EL HACHAZO CICLISTA
-¿Qué tal las piernas?
-Poco a poco. Ahí estamos…
Los ciclistas siempre dicen
eso cuando se les pregunta. Siempre están “ahí”, en un inconcreto ahí. A mí me
recuerdan a los viejos de los pueblos, que a todo responden con una sonrisita y
un “tirando”. Los ciclistas me parecen igual de resabiados, porque ese “ahí”

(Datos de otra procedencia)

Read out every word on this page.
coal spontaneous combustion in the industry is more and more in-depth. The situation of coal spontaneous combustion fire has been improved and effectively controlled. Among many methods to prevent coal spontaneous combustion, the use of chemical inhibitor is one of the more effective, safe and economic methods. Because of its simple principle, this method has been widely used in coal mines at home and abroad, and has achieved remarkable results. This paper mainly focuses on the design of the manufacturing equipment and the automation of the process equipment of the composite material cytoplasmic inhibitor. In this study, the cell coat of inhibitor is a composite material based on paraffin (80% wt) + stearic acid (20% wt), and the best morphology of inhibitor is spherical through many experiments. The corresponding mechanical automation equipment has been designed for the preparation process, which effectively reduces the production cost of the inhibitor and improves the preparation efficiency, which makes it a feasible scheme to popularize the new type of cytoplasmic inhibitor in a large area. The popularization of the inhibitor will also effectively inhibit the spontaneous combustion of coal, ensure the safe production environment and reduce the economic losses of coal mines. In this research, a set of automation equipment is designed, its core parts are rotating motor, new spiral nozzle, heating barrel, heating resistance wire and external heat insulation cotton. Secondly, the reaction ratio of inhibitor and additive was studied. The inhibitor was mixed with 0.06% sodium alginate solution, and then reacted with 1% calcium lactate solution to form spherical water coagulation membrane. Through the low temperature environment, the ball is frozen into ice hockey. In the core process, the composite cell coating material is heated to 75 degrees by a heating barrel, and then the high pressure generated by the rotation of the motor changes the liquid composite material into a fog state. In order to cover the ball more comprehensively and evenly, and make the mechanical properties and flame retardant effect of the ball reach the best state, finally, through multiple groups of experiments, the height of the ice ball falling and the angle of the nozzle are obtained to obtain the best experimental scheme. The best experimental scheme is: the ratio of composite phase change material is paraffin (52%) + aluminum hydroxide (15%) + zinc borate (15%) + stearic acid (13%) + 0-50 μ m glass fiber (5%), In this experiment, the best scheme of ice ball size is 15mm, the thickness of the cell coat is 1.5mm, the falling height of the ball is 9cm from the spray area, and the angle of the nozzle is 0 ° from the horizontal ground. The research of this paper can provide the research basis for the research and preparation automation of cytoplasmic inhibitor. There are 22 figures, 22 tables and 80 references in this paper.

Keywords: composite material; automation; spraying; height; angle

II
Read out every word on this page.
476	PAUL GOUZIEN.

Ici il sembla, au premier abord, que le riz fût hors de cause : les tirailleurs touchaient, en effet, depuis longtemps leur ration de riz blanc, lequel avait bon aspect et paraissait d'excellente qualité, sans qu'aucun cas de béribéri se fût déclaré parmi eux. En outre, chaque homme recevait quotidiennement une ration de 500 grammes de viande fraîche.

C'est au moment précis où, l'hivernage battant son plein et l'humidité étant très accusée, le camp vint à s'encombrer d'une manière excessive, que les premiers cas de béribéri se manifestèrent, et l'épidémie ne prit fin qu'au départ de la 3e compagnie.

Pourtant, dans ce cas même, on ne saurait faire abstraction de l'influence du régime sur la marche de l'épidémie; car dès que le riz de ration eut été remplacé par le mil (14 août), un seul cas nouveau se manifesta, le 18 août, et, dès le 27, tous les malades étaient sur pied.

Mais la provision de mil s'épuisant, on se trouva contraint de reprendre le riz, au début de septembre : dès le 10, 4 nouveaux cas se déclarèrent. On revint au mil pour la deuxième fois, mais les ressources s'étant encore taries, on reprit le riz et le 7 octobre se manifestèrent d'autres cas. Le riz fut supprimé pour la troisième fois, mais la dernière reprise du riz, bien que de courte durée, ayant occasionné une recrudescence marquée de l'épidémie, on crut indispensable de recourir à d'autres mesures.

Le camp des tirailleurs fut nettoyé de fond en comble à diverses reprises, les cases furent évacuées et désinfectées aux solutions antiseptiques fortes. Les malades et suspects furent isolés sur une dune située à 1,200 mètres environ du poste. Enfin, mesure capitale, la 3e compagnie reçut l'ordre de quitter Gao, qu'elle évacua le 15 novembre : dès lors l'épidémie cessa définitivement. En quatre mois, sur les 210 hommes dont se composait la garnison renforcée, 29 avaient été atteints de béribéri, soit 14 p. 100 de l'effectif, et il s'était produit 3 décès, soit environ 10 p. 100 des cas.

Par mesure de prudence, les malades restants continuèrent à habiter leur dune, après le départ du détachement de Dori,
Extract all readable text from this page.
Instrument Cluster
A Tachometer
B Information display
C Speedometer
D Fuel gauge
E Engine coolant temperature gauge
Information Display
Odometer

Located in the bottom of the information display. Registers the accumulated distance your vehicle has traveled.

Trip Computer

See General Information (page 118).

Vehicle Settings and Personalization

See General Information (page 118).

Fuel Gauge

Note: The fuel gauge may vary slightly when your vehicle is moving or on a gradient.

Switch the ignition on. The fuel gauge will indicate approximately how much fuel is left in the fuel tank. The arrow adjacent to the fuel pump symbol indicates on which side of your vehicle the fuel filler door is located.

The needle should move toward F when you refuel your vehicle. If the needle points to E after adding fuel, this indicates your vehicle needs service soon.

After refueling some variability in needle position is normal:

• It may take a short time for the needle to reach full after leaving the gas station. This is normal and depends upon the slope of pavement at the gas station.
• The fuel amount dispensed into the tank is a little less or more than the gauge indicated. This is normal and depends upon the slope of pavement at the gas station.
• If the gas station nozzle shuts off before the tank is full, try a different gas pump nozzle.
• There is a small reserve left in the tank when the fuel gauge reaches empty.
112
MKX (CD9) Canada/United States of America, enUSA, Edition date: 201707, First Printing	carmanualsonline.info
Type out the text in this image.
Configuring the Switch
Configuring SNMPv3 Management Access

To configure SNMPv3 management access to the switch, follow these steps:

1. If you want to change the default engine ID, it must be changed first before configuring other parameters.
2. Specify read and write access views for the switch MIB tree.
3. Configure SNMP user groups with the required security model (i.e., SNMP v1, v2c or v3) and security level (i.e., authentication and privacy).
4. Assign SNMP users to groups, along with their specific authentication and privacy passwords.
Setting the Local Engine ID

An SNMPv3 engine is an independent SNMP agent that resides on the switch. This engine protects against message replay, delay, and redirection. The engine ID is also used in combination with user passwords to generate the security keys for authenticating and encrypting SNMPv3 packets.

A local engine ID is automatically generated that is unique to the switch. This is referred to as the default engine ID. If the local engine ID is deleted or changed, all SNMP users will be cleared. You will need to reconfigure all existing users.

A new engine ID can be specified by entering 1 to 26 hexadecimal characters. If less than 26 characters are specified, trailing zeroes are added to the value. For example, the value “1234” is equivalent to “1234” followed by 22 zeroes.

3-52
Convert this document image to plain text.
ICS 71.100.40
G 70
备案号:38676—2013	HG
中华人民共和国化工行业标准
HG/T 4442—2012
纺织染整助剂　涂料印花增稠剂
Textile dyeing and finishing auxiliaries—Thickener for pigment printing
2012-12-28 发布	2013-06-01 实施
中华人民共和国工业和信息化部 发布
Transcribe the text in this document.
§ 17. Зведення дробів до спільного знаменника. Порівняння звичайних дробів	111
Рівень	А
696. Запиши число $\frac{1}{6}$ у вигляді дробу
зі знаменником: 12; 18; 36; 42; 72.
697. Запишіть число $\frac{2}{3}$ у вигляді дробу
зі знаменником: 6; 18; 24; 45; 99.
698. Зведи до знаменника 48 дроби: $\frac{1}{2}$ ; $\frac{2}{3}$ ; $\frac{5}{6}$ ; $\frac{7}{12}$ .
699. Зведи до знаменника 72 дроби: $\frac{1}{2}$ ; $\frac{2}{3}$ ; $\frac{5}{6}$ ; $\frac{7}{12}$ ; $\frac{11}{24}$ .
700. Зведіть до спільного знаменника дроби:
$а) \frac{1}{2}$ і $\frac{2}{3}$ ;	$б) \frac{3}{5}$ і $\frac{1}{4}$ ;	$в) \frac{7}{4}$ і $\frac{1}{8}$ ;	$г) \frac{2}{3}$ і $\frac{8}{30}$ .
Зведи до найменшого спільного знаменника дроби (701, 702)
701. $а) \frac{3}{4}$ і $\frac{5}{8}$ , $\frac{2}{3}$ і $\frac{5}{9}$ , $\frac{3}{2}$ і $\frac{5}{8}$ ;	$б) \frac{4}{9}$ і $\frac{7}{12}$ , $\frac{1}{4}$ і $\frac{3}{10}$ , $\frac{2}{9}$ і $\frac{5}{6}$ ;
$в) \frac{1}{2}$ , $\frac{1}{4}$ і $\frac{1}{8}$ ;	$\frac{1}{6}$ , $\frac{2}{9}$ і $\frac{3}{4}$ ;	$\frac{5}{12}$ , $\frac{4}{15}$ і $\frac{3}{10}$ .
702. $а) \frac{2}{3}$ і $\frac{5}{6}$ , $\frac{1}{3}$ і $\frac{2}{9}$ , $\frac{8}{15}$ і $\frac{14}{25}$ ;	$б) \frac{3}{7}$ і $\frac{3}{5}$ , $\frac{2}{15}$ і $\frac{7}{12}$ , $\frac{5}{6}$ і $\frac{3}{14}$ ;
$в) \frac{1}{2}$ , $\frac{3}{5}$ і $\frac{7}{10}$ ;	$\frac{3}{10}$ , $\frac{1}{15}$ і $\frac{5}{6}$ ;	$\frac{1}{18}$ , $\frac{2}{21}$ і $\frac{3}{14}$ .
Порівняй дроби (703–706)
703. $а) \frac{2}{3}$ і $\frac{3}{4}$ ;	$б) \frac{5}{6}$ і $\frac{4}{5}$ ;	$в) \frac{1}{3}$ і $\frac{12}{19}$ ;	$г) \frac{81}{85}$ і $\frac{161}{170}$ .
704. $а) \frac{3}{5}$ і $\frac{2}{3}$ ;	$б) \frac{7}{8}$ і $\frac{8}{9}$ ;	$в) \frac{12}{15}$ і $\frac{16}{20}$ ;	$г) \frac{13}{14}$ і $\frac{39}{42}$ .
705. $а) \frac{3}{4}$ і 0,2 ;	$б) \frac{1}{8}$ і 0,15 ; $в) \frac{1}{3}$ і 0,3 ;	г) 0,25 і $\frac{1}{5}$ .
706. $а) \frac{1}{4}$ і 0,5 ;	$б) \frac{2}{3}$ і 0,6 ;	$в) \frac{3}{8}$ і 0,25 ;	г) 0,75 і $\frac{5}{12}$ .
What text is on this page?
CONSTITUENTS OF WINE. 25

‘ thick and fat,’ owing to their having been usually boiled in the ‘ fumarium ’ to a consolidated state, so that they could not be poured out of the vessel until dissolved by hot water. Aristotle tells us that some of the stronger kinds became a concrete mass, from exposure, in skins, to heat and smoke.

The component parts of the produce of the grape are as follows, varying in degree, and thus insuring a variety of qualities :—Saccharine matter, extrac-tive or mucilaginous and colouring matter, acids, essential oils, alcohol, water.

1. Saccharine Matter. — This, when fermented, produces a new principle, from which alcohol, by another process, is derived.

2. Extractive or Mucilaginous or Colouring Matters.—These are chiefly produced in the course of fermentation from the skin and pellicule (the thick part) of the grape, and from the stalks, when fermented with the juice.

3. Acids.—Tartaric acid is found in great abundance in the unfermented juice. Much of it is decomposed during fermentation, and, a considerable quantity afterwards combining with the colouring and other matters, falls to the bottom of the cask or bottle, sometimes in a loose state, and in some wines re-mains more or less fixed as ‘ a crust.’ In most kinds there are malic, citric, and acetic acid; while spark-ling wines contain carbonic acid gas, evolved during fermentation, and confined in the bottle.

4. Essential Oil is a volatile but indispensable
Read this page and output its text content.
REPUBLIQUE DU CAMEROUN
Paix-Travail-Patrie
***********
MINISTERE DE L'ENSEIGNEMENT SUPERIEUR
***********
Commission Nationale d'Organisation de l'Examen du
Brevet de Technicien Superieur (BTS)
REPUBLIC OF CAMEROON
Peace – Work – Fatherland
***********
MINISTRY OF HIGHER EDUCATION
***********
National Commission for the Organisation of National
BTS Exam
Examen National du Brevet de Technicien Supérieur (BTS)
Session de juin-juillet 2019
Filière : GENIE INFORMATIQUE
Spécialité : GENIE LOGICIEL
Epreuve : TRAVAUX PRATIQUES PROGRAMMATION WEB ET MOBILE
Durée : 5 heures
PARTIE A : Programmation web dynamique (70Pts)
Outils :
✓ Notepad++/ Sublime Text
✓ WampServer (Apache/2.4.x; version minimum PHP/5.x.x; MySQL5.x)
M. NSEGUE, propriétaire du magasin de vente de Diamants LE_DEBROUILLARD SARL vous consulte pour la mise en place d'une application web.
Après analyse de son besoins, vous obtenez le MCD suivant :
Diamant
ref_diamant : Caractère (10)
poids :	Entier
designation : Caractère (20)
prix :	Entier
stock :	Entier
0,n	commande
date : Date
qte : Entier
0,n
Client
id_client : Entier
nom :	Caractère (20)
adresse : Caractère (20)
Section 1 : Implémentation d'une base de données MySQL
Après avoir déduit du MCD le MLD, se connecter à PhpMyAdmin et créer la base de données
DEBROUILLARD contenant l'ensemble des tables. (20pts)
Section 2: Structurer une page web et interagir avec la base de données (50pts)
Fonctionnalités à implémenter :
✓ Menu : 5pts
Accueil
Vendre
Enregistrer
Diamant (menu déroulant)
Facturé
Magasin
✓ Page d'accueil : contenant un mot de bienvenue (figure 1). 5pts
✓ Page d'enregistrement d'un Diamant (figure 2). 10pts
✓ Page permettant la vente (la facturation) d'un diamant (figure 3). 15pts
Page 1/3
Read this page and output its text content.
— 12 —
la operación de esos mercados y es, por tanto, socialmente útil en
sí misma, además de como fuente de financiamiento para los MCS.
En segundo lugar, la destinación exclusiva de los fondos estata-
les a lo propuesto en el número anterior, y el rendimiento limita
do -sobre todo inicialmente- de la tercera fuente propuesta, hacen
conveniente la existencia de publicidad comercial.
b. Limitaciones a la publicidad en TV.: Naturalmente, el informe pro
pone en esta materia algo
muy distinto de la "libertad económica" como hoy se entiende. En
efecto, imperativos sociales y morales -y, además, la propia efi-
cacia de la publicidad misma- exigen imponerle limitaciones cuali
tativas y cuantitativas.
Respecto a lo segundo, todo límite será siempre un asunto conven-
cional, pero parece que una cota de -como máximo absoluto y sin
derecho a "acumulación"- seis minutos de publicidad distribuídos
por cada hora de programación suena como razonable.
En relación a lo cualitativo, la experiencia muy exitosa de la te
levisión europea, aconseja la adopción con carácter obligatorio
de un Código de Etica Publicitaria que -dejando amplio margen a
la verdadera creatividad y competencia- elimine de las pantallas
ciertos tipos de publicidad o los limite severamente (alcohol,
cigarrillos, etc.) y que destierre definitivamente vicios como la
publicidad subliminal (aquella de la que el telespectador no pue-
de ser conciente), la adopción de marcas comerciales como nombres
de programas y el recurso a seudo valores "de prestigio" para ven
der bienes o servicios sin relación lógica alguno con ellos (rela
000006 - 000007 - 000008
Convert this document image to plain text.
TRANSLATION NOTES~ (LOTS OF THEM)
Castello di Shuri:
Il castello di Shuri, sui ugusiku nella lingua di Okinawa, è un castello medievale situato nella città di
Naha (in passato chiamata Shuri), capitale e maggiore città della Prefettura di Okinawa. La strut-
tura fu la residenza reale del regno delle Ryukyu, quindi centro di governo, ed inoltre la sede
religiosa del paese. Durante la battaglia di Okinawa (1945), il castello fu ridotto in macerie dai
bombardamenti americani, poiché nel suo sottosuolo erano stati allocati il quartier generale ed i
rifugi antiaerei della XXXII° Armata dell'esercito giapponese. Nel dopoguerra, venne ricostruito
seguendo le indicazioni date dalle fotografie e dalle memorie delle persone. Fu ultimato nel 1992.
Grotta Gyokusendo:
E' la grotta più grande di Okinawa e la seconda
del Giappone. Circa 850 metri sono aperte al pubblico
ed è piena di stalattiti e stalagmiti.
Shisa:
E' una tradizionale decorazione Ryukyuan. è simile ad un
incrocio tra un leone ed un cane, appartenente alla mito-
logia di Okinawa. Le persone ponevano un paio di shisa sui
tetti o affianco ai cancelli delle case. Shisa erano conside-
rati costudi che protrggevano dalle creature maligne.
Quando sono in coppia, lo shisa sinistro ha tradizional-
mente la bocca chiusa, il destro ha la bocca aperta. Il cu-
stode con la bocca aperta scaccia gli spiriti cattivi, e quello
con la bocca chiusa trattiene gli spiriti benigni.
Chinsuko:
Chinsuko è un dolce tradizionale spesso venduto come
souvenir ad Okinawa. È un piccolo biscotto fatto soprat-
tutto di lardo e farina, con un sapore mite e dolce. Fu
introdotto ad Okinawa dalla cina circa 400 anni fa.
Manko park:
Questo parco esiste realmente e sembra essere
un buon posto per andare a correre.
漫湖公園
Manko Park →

significa que saben muy bien dónde están, pero no lo dicen. No sueltan prenda
cuando en realidad ellos preparan lo que llaman “su hachazo”, o en terminología
casi televisiva, “su momento”. Entonces sí
dicen aquí, aquí estoy yo, pero mientras tanto andan ahí. Como esos viejos
secretistas, ahorradores, miserables que no sueltan prenda, así son los
ciclistas. Tanto que el pelotón parece un pueblo itinerante, lleno de señores
que se sonríen pero que buenamente se darían un hachazo. Ahora se corre la Vuelta
-que suena a feria y está muy lejos del Tour- y salta el escandalo de Lance
Armstrong. Barthes decía que el doping era faltarle a Dios, que animaba al
ciclista. Todos los ciclistas, salvo Fignon, son de una mansedumbre parroquial,
pero andarían retando a las altas instancias porque su sprint ya no sería soplo
divino, sino química mefistofélica. El ciclismo, bien mirado, es lo más. Cada
generación se merienda al mito de la anterior, poniéndolo de drogata. Pantani,
Armstrong, Contador… Ya no hay dios en el ciclismo, tampoco dioses. Y cualquier
día nos dirán que Javier Ares no es Javier Ares.